Мы направились по разбитым деревянным мосткам к строениям фактории, темневшим в тумане. Нас радушно встретили хозяева – муж с женой. Быстро собрали на стол обед: уху, сочную малосольную и жареную рыбешку, вареное оленье мясо, горячий, только что испеченный, хлеб, выставили две бутылки спирта.
– А что? Пожалуй, – сказал Петрович.
– Надолго! – махнул рукой в сторону окна хозяин, имея в виду туман, и поднял рюмку.
За обедом я взял интервью у хозяев фактории. После четвертой рюмки задавать вопросы мне помогала вся компания, а после трапезы все дружно направились к вертолету передавать в редакцию материал о героическом выполнении Юрибеем плана заготовки пушнины. Но райцентр на наши призывы не откликался: видимо, мы низко сидели.
– Может, запустить движок? Да вознестись? На километр? – спросил самого себя Петрович. – Из уважения к прессе. А ты меня? Уважаешь?
– А как же! – с жаром воскликнул я, держа перо наготове.
Но экипаж Петровича отговорил.
Вечером я долго просвещал участников застолья насчет газетных жанров и мимоходом взял интервью не только у своих попутчиков, но и у самого Петровича. А после, утомленные репортерской работой, мы завалились спать.

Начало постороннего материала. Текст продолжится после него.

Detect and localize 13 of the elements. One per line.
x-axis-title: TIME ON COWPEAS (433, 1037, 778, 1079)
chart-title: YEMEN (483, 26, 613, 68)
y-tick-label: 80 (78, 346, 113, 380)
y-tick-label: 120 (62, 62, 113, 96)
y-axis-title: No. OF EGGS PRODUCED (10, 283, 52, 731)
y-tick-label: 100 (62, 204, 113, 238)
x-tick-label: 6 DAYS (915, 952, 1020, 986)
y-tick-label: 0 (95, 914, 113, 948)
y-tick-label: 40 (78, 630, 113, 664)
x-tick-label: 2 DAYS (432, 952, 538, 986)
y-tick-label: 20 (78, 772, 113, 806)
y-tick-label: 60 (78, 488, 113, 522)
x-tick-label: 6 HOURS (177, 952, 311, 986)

Утро не принесло радости, туман стал еще гуще. Весь день мы трескали уху и запивали ее спиртом. К вечеру дошли до очерков и зарисовок. Петрович без запинок отвечал на вопрос о характерных особенностях этих жанров.
– Но ты мне про хвейлетон шпарь! – поднимал Петрович вилку с нанизанным куском нельмы. – Я хвейлетоны уважаю!
…Неделю туманилось. Наконец прояснилось, зазолотилось солнышко. Гостеприимные хозяева с радостью проводили нас к вертолету. Командир поднял винтокрылую птицу в синее небо и повел ее над неоглядными заполярными пампасами и прериями – искать детей. Мне передали наушники:
– Говорить с редакцией будешь? – услышал я бодрый голос Петровича. – Ни хрена, правда, не слышно, но разобрать через слово можно.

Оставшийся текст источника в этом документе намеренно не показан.